The movie’s playing-about with its era is unintentionally pointed up by a jabot Bond wears at one point when in disguise. It’s the piece of lace that Austin Powers wears at his neck; fashionable when the movie was made, in the Austin Powers films it’s a visual signifier of the Swinging 1960s. The Bond films have had a curious aversion to referring to youth culture, perhaps because the novels were mostly written in the 1950s, but as films became more open to sexuality, Bond swipes a guy’s Playboy and spends time bouncing between women in a harem-like situation in Blofeld’s clinic.
Which may also reflect the new Bond in this movie: Sean Connery’s out, and former model George Lazenby is in. The Australian Lazenby has a hapless and easygoing air, not traditionally Bondian but effective. For someone not trained as an actor, he handles himself well, helped by the fact that he’s dubbed by George Baker for the scenes in which he goes undercover.

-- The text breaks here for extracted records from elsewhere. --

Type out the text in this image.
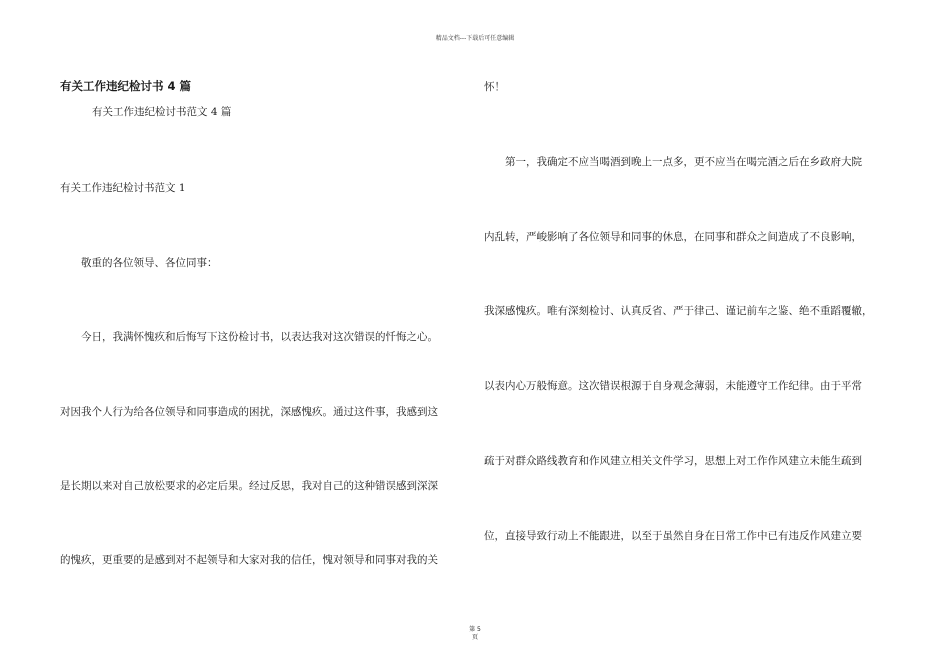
精品文档---下载后可任意编辑
有关工作违纪检讨书 4 篇
有关工作违纪检讨书范文 4 篇
有关工作违纪检讨书范文 1
敬重的各位领导、各位同事：
今日，我满怀愧疚和后悔写下这份检讨书，以表达我对这次错误的忏悔之心。
对因我个人行为给各位领导和同事造成的困扰，深感愧疚。通过这件事，我感到这
是长期以来对自己放松要求的必定后果。经过反思，我对自己的这种错误感到深深
的愧疚，更重要的是感到对不起领导和大家对我的信任，愧对领导和同事对我的关
怀！
第一，我确定不应当喝酒到晚上一点多，更不应当在喝完酒之后在乡政府大院
内乱转，严峻影响了各位领导和同事的休息，在同事和群众之间造成了不良影响，
我深感愧疚。唯有深刻检讨、认真反省、严于律己、谨记前车之鉴、绝不重蹈覆辙，
以表内心万般悔意。这次错误根源于自身观念薄弱，未能遵守工作纪律。由于平常
疏于对群众路线教育和作风建立相关文件学习，思想上对工作作风建立未能生疏到
位，直接导致行动上不能跟进，以至于虽然自身在日常工作中已有违反作风建立要
第 5
页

Still, it’s regrettable that this is one of the few early Bond films where Bond’s given an actual character arc. Lazenby’s watchable, but you wonder how a trained actor like Connery would’ve handled the material. (Then again, I note a line where one of the young ladies in Blofeld’s clinic teases Bond for pretending he didn’t like girls; if Lazenby had been trying to act camp in earlier scenes, it’s not obvious today, and one is thankful for small mercies.)

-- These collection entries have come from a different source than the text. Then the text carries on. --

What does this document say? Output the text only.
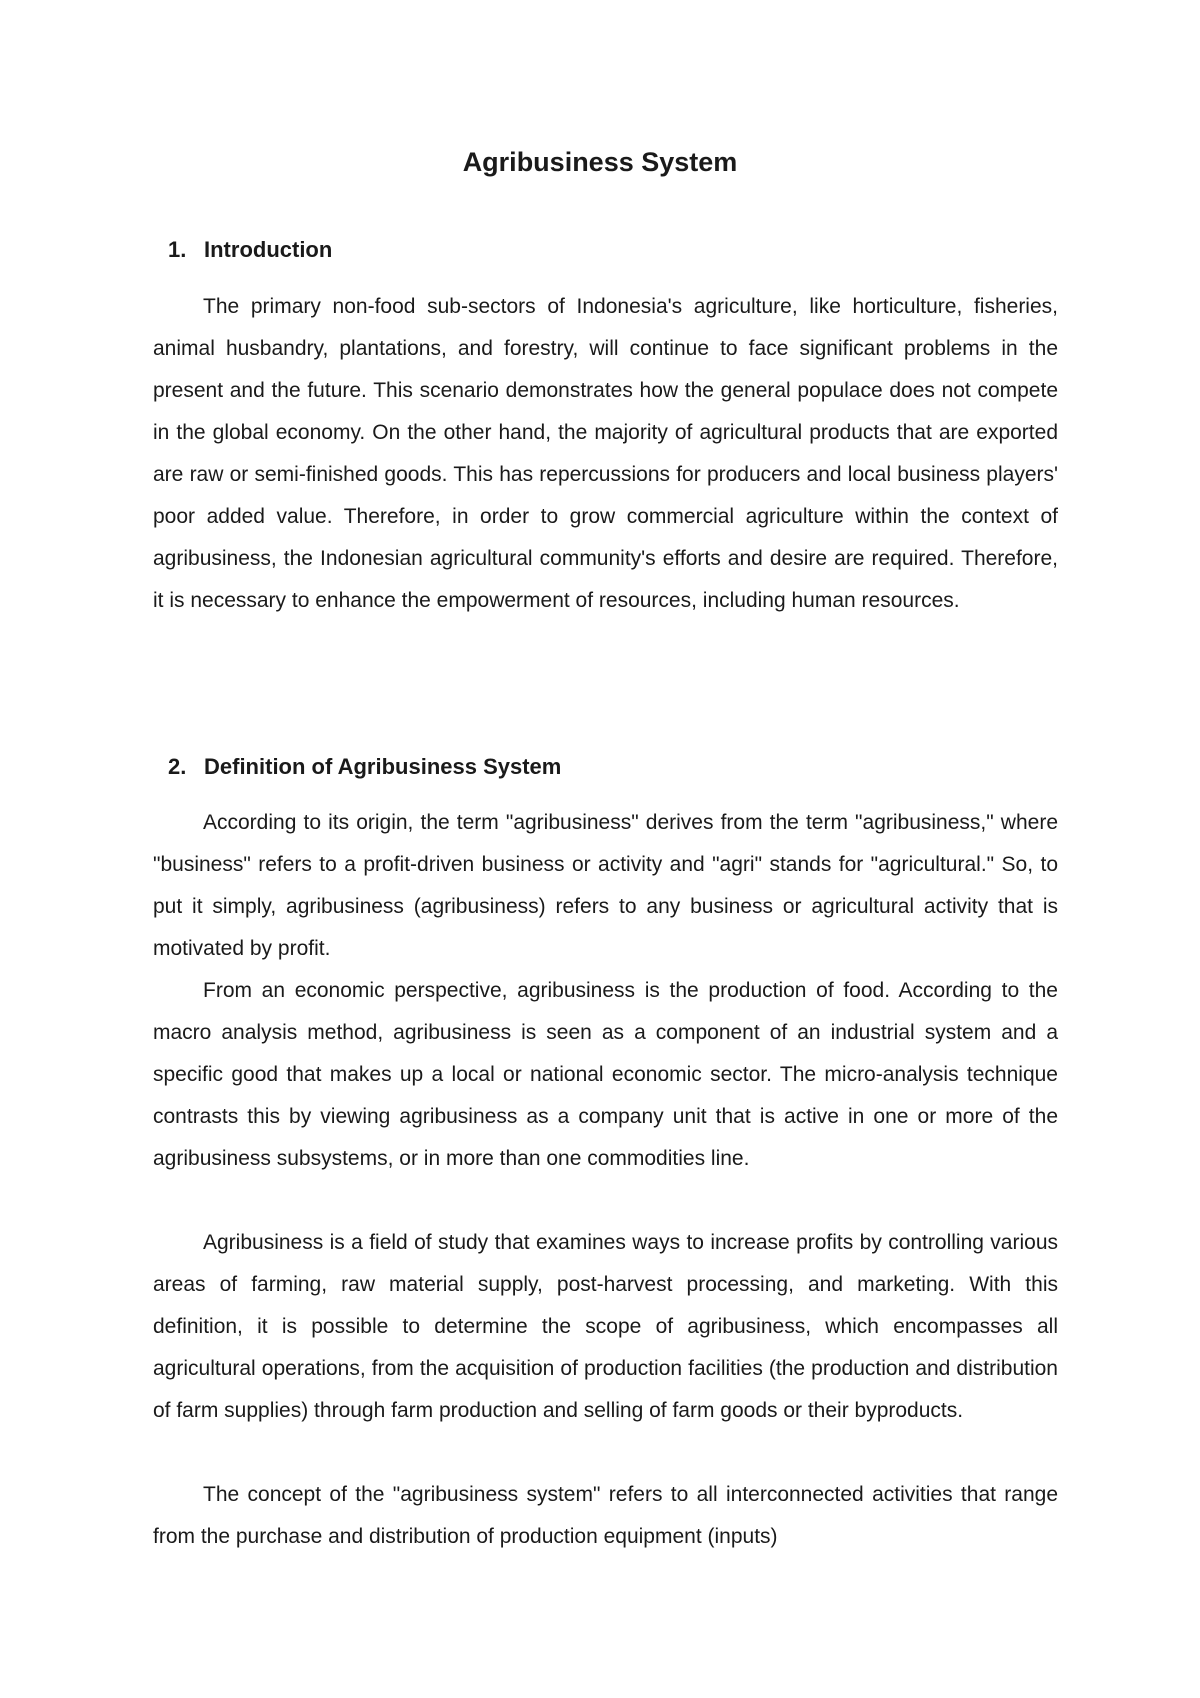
Agribusiness System
1. Introduction

The primary non-food sub-sectors of Indonesia's agriculture, like horticulture, fisheries, animal husbandry, plantations, and forestry, will continue to face significant problems in the present and the future. This scenario demonstrates how the general populace does not compete in the global economy. On the other hand, the majority of agricultural products that are exported are raw or semi-finished goods. This has repercussions for producers and local business players' poor added value. Therefore, in order to grow commercial agriculture within the context of agribusiness, the Indonesian agricultural community's efforts and desire are required. Therefore, it is necessary to enhance the empowerment of resources, including human resources.

2. Definition of Agribusiness System

According to its origin, the term "agribusiness" derives from the term "agribusiness," where "business" refers to a profit-driven business or activity and "agri" stands for "agricultural." So, to put it simply, agribusiness (agribusiness) refers to any business or agricultural activity that is motivated by profit.

From an economic perspective, agribusiness is the production of food. According to the macro analysis method, agribusiness is seen as a component of an industrial system and a specific good that makes up a local or national economic sector. The micro-analysis technique contrasts this by viewing agribusiness as a company unit that is active in one or more of the agribusiness subsystems, or in more than one commodities line.

Agribusiness is a field of study that examines ways to increase profits by controlling various areas of farming, raw material supply, post-harvest processing, and marketing. With this definition, it is possible to determine the scope of agribusiness, which encompasses all agricultural operations, from the acquisition of production facilities (the production and distribution of farm supplies) through farm production and selling of farm goods or their byproducts.

The concept of the "agribusiness system" refers to all interconnected activities that range from the purchase and distribution of production equipment (inputs)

Telly Savalas isn’t ineffective as the villain, but even if you don’t have memories of Kojak he’s an odd choice to play a man aspiring to aristocracy. Much better is Diana Rigg, as Bond’s love interest and eventual wife. It’s unfortunate she’s given the job of being captured so Bond can ride to the rescue, unusual for the Bond films to this point, but she effectively portrays a privileged woman at once driven, depressed, and resourceful.
And this is good because the movie plays up the romance between Tracy di Vicenzo and Bond to an unusual degree. Structurally, it starts as a romance film, concerned with the relationship, and it takes some time before the SPECTRE plot really gets rolling. At times the SPECTRE storyline even feels like a sidetrack from the romance the movie really wants to be about.
The downbeat ending does bring both strands together effectively, but the movie has a smaller scale than the previous films. Blofeld’s scheme isn’t visually interesting, and his base isn’t as eye-catching or dramatic as previous villain bases. Still, not only is On Her Majesty’s Secret Service overall a striking piece of cinema, it’s an effective bit of pop filmmaking. Most relevant for the Bond films, it showed that recasting the central role could work, which would be useful knowledge in the future.